To configure your geofence, click Add/Edit Geofence. Enable the Geofence Settings and select the countries.
This feature uses the preconfigured custom risk indicator- CVAD-Session started outside of geofence to monitor the user logons outside the geofence. If any user logons are detected outside the geofence, the risk indicator is triggered and the Session started outside of geofence policy is applied on those users. The policy triggers the Request End User Response action and based on the user’s response, you can take appropriate action to prevent threats from any suspicious logons. For more information, see preconfigured custom risk indicators.
In the Geofence Settings, when you modify the countries, the CVAD-Session started outside of geofence risk indicator also gets updated.

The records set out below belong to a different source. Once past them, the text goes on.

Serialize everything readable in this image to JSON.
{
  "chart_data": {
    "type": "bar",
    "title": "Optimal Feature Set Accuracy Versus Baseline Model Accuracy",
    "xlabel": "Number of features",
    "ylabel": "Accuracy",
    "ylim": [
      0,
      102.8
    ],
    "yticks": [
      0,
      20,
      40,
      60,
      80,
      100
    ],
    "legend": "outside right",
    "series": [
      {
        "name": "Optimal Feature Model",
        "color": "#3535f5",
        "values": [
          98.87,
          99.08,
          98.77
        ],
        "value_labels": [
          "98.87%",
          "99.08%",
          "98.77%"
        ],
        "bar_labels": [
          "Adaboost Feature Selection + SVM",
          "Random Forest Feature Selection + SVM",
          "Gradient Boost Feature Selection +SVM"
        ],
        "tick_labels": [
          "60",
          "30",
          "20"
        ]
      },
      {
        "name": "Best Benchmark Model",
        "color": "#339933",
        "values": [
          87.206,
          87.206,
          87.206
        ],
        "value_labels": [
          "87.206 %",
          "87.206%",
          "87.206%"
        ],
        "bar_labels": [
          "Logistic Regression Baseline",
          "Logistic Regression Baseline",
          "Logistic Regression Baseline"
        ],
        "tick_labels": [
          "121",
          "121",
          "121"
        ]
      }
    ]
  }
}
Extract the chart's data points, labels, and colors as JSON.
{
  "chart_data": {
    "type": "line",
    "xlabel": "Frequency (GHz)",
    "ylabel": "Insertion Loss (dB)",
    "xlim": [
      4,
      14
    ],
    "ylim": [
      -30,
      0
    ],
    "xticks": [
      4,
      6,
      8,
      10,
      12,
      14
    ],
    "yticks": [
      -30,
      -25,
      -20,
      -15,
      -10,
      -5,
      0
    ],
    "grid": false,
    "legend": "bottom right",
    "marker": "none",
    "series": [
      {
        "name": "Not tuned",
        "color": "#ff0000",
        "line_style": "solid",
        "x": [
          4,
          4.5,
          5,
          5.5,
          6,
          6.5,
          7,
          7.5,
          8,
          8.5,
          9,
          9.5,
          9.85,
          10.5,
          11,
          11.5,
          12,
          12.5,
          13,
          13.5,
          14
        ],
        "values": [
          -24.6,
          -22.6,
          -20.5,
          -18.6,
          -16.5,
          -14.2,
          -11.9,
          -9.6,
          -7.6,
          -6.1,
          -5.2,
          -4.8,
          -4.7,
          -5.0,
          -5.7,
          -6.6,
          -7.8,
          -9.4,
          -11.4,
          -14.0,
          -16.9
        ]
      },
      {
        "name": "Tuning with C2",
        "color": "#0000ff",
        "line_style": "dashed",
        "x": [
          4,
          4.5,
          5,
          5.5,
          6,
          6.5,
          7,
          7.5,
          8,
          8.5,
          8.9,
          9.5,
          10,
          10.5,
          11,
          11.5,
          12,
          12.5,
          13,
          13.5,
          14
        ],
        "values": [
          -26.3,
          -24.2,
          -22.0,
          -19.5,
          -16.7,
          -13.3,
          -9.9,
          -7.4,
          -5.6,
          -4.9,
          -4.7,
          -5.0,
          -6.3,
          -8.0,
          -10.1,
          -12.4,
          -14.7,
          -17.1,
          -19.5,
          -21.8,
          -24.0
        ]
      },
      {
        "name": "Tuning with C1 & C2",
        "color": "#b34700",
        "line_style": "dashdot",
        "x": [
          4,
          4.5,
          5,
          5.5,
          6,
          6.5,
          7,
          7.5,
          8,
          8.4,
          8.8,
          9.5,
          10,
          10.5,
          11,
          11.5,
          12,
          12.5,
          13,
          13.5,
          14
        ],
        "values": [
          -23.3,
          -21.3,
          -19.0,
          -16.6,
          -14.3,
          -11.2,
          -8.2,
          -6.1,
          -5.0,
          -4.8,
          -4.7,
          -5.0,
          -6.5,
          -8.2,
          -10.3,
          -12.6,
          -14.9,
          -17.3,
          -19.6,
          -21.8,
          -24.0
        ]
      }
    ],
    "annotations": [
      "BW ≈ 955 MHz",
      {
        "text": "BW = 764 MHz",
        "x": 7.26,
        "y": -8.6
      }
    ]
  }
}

For example, if you select and save the countries Australia and India as the new geofenced countries, the preconfigured condition of the risk indicator gets updated with the new countries, in addition to the United States (which is the default geofence). You can also remove the default geofenced country United States.
Preconfigured condition of the risk indicator:
Event-Type = \"Session.logon\" AND Country != \"\" AND Country ~ \"\" AND Country != \"United States\"
After updating the Geofenced Settings, the condition of the risk indicator:
Event-Type = \"Session.logon\" AND Country != \"\" AND Country ~ \"\" AND Country NOT IN (\"Australia\", \"United States\", \"India\"
If the CVAD-Session started outside of geofence risk indicator is previously deleted from your account, enabling the Geofence Settings creates the risk indicator again. The geofenced countries of the risk indicator are controlled from the Geofence Settings.
After enabling the Geofence Settings, the map displays the geofenced areas and the unique user logons from these areas.